Notwithstanding the endorsement of our exasperating yet endearing niece, Senator Sanders has recently fallen to fourth in the polling for the Iowa Caucuses, with his support in last week’s polls only about half of what it was one year ago. His recent health problems are no doubt causing Democrats to wonder if he has the stamina for what promises to be a grueling campaign, as well as bringing back bad memories of Hillary Clinton’s many absences on the campaign trail and obvious ailments four years ago. No doubt some former Bernie Babes & Bros are taking a fresh look at Elizabeth Warren and other Democrats who are also promising to stick it to capitalism in the name of handing out freebies. And that loss of support for Sen. Sanders leaves him with a problem that he has been dealing with ever since he threw his ushanka into the ring five years ago:
Ocasio-Cortez’s presence did bring up a somewhat delicate topic, though: In a struggling part of one of the most famously diverse corners of the entire country, the crowd was, erm, shall we say, not quite as diverse as it might have been. Bernie’s fans look like they’ve spent more time in punk bands and poetry workshops than in public housing, like they came to socialism after becoming disenchanted with the Future Equestrians of America and majored in Quidditch at Bowdoin College. This is why the lustiest cheer went up when Sanders yelled, “We can cancel all student debt in America with a modest tax on Wall Street speculation!” Woo-hoo!
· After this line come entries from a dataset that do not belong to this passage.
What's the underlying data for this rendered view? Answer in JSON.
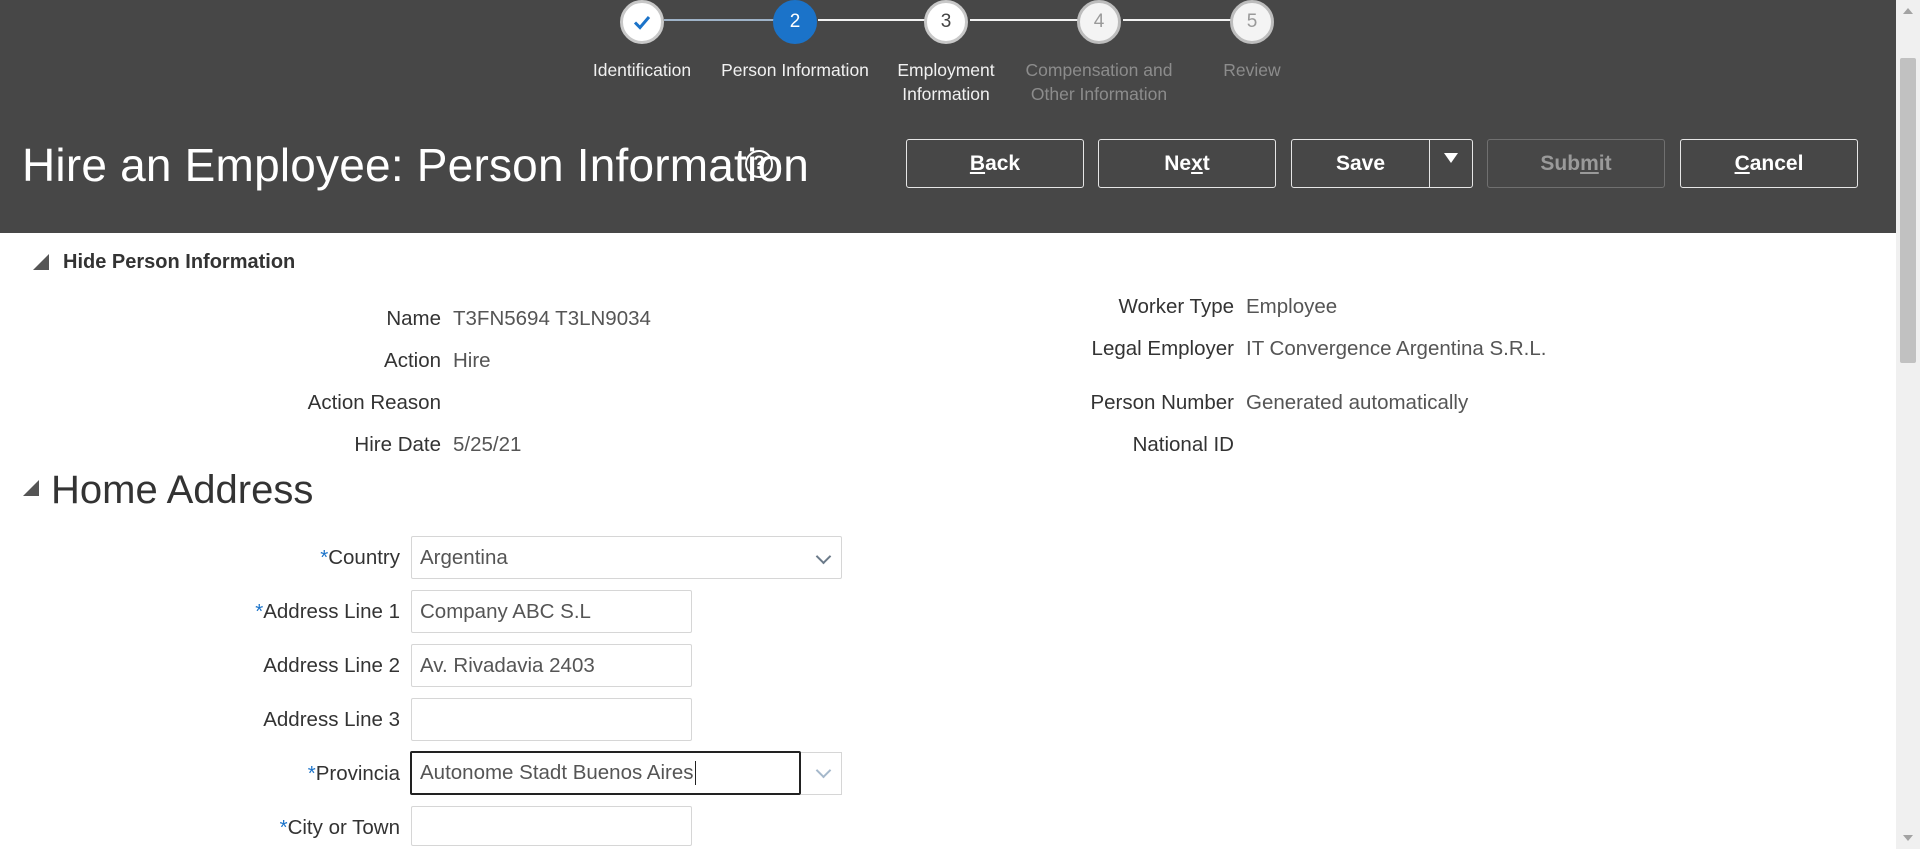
{
  "train": {
    "steps": [
      {
        "number": "",
        "label": "Identification",
        "state": "visited"
      },
      {
        "number": "2",
        "label": "Person Information",
        "state": "current"
      },
      {
        "number": "3",
        "label": "Employment Information",
        "state": "unvisited"
      },
      {
        "number": "4",
        "label": "Compensation and Other Information",
        "state": "disabled"
      },
      {
        "number": "5",
        "label": "Review",
        "state": "disabled"
      }
    ]
  },
  "header": {
    "title": "Hire an Employee: Person Information",
    "help_icon": "help-circle-icon",
    "buttons": {
      "back_pre": "",
      "back_key": "B",
      "back_post": "ack",
      "next_pre": "Ne",
      "next_key": "x",
      "next_post": "t",
      "save": "Save",
      "submit_pre": "Sub",
      "submit_key": "m",
      "submit_post": "it",
      "cancel_pre": "",
      "cancel_key": "C",
      "cancel_post": "ancel"
    }
  },
  "person_info": {
    "toggle_label": "Hide Person Information",
    "left": [
      {
        "label": "Name",
        "value": "T3FN5694 T3LN9034"
      },
      {
        "label": "Action",
        "value": "Hire"
      },
      {
        "label": "Action Reason",
        "value": ""
      },
      {
        "label": "Hire Date",
        "value": "5/25/21"
      }
    ],
    "right": [
      {
        "label": "Worker Type",
        "value": "Employee"
      },
      {
        "label": "Legal Employer",
        "value": "IT Convergence Argentina S.R.L."
      },
      {
        "label": "Person Number",
        "value": "Generated automatically"
      },
      {
        "label": "National ID",
        "value": ""
      }
    ]
  },
  "home_address": {
    "title": "Home Address",
    "required_marker": "*",
    "fields": {
      "country": {
        "label": "Country",
        "value": "Argentina",
        "required": true
      },
      "address1": {
        "label": "Address Line 1",
        "value": "Company ABC S.L",
        "required": true
      },
      "address2": {
        "label": "Address Line 2",
        "value": "Av. Rivadavia 2403",
        "required": false
      },
      "address3": {
        "label": "Address Line 3",
        "value": "",
        "required": false
      },
      "provincia": {
        "label": "Provincia",
        "value": "Autonome Stadt Buenos Aires",
        "required": true
      },
      "city": {
        "label": "City or Town",
        "value": "",
        "required": true
      }
    }
  },
  "colors": {
    "header_bg": "#474747",
    "accent": "#1b73c9",
    "required": "#1b73c9"
  }
}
Nothing says, “Uplift the working class” like “Giant payoffs for Bolshevik Bowdoinians!” No wonder the working people who actually live in that housing project next door to the rally took no interest in it whatsoever.
Though I am not happy about the rise of the completely phony and insincere Elizabeth Warren, I do look forward to the day when Bernard Sanders is sent back to the nursing home known as the United States Senate.